AUP(g/f)＝＝[W_,(g)-W₃(g)l/W₀(g)

(4) Surface tension (S/T)

To measure the surface tension of the superabsorbent polymer compositions prepared in the examples and comparative examples, 0.5g of each superabsorbent polymer composition was added to 40mL of 0.9% saline and stirred at 350rpm for 3 minutes. After the stirring was stopped, a brine containing swollen superabsorbent polymer was obtained. Using the saline water as a sample, the surface tension of each superabsorbent polymer composition was measured using a surface tension meter (product name: Force Tensiometer-K100, manufactured by KRUSS).

(5) Bulk Density (BD)

100g of the superabsorbent polymer composition prepared in one of the examples and comparative examples was flowed through the orifice of a standard flowability measuring device and placed in a container having a volume of 100 ml. Thereafter, the superabsorbent polymer composition was cut to be horizontal, and the volume of the superabsorbent polymer composition was adjusted to 100 ml. Then, the weight of the superabsorbent polymer composition alone, except the container, was measured. The weight of the superabsorbent polymer composition alone is then divided by 100ml (which is the volume of the superabsorbent polymer composition) to obtain a bulk density corresponding to the weight of the superabsorbent polymer composition per unit volume.
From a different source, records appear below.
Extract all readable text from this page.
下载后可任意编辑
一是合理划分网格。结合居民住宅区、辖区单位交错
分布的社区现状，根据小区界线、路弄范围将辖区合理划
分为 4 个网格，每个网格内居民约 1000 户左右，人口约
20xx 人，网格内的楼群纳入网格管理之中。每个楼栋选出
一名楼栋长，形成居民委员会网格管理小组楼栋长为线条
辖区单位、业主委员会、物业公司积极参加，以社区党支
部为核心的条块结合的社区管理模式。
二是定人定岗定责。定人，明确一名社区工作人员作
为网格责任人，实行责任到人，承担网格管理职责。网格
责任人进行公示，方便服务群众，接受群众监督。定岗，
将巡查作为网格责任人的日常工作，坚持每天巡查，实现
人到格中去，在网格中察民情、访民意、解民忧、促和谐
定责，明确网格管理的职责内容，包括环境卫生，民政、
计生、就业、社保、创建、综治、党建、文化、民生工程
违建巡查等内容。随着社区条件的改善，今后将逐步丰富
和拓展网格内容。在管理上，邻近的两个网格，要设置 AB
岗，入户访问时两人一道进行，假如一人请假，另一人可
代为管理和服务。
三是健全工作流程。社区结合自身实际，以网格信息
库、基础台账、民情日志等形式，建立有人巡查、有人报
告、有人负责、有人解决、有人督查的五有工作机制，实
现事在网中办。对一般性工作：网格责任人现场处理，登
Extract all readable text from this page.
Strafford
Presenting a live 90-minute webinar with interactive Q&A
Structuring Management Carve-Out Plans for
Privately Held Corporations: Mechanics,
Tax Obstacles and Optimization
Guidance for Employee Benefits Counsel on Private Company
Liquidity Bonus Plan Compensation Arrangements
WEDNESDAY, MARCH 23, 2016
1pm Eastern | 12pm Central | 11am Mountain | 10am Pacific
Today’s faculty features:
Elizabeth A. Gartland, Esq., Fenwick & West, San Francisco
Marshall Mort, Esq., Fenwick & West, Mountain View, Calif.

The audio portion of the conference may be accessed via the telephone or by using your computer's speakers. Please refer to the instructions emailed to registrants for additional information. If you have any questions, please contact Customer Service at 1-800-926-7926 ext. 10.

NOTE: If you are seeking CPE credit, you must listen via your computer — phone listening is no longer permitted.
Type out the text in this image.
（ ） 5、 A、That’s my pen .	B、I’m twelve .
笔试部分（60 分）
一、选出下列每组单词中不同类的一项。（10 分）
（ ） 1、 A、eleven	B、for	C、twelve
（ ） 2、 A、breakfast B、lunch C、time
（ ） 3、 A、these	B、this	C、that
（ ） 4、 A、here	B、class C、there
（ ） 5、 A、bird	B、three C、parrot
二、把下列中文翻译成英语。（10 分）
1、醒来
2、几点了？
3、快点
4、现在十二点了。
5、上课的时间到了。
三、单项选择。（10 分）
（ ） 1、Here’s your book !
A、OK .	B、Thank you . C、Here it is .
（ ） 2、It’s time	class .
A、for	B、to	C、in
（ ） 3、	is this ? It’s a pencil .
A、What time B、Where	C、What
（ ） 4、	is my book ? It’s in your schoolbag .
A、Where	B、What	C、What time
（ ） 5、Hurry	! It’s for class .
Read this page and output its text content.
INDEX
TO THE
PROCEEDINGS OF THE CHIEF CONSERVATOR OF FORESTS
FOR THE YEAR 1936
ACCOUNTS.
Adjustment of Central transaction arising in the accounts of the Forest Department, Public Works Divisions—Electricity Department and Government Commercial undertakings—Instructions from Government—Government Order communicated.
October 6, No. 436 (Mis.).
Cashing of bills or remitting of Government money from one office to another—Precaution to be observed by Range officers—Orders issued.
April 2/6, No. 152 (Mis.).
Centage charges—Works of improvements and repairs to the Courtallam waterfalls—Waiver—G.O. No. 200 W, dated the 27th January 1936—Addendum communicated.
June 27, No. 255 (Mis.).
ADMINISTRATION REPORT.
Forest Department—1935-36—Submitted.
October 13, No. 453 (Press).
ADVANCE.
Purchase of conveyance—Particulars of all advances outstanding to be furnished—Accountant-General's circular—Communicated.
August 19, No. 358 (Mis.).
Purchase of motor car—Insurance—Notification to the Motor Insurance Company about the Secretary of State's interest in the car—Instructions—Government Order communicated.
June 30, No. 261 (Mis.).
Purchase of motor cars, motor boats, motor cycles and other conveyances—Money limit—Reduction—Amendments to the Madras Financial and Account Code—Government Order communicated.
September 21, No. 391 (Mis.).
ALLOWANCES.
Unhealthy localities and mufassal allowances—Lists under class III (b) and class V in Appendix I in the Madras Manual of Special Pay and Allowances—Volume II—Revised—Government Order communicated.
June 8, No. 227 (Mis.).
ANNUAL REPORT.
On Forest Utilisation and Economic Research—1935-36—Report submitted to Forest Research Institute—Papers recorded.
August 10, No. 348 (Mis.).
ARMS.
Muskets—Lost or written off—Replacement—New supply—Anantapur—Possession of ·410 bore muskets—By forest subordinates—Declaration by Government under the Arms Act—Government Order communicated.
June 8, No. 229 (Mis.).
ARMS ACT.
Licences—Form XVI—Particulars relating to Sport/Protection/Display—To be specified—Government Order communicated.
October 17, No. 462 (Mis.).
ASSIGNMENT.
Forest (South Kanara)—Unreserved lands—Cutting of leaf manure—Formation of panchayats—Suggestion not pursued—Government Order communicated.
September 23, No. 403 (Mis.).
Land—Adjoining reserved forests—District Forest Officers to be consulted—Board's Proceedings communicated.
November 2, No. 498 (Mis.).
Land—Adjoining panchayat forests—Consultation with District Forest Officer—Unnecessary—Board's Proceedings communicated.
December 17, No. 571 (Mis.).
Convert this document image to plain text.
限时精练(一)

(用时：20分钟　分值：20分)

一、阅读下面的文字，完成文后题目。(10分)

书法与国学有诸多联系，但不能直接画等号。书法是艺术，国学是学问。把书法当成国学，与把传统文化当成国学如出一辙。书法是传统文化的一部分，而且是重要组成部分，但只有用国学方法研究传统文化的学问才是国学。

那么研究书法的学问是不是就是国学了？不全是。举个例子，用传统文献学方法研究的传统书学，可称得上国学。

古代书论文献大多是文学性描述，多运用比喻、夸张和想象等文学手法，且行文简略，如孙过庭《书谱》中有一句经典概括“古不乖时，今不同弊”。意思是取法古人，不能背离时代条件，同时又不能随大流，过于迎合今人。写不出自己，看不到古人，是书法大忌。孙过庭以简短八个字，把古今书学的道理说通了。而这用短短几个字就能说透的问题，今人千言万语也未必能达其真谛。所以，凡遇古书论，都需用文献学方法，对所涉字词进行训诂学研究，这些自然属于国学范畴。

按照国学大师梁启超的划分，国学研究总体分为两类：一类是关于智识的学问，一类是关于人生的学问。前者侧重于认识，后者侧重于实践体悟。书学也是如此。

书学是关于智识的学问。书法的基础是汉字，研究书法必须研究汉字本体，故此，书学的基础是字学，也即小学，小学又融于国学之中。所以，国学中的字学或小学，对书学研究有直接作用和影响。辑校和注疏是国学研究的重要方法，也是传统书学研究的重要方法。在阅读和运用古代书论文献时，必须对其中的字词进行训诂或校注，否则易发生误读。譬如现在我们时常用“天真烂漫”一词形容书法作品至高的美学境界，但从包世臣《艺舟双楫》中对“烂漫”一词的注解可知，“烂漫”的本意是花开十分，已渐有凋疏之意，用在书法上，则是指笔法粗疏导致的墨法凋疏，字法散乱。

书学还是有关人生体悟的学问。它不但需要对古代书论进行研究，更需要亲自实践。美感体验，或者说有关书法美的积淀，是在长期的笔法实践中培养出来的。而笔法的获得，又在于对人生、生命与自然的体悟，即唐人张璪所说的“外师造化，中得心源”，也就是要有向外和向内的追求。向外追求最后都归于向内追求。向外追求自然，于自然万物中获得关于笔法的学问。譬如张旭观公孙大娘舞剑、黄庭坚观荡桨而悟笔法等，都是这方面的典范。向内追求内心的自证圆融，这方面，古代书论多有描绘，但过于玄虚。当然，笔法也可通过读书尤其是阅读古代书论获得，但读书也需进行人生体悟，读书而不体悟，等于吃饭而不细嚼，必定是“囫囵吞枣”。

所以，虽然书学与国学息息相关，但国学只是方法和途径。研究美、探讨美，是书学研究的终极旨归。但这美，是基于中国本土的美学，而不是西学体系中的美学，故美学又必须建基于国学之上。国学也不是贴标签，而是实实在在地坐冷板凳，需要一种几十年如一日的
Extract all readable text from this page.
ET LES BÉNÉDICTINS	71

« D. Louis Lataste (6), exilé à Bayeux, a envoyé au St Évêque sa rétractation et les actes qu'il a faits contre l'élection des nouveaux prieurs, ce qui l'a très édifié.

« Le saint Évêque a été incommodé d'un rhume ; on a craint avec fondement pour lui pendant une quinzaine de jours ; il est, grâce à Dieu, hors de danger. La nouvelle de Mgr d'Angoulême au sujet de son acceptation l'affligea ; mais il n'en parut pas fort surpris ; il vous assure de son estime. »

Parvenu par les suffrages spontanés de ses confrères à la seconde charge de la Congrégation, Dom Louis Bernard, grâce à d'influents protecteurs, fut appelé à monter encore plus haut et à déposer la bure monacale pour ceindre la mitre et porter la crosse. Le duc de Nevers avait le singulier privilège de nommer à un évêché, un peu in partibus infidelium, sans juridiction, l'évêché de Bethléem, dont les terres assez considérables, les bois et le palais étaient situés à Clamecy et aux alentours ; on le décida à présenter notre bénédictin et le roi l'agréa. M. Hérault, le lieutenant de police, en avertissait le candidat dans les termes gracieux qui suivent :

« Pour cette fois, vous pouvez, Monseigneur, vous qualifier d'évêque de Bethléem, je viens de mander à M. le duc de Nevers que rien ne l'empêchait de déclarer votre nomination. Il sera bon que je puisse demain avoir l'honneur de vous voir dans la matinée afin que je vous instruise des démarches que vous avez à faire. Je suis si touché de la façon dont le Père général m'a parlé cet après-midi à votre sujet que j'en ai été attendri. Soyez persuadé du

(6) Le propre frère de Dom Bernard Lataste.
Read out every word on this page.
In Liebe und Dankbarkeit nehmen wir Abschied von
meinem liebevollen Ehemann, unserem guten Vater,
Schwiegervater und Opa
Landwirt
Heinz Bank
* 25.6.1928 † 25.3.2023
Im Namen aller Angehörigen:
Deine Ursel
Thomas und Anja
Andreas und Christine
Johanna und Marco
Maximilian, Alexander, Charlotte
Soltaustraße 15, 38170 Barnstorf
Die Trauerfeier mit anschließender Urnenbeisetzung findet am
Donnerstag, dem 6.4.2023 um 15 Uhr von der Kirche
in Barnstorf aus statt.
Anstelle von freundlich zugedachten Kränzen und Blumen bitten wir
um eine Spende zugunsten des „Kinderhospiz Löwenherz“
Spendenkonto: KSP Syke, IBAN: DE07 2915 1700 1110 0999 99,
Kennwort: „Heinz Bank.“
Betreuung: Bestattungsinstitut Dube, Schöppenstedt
(6) Amount of fines produced

The amount of the fine powder generated in the superabsorbent polymer composition prepared in one of the examples and comparative examples was calculated as the weight-to-total weight ratio of the polymer having a particle size of less than 150 μm after passing the prepared superabsorbent polymer composition once through a coarse crusher (2800rpm, 0.4mm open, 1mm lower mesh condition).

[ Table 4]

As shown in table 4, it can be seen that the example in which the carboxylic acid-based additive is added during the pulverization of the hydrogel polymer to prepare the superabsorbent polymer composition inhibits the agglomeration between particles after the pulverization, as compared to the comparative example in which no additive or another additive is used. Thus, a composition comprising superabsorbent polymer particles having a desired particle size can be prepared without an additional comminution process following drying, thus reducing the amount of fine powder produced.

Further, it can be seen that the superabsorbent polymer compositions prepared according to the examples had high bulk density without a decrease in surface tension, while having water retention capacity and absorption under pressure equal to or higher than those of the superabsorbent polymer compositions prepared according to the comparative examples.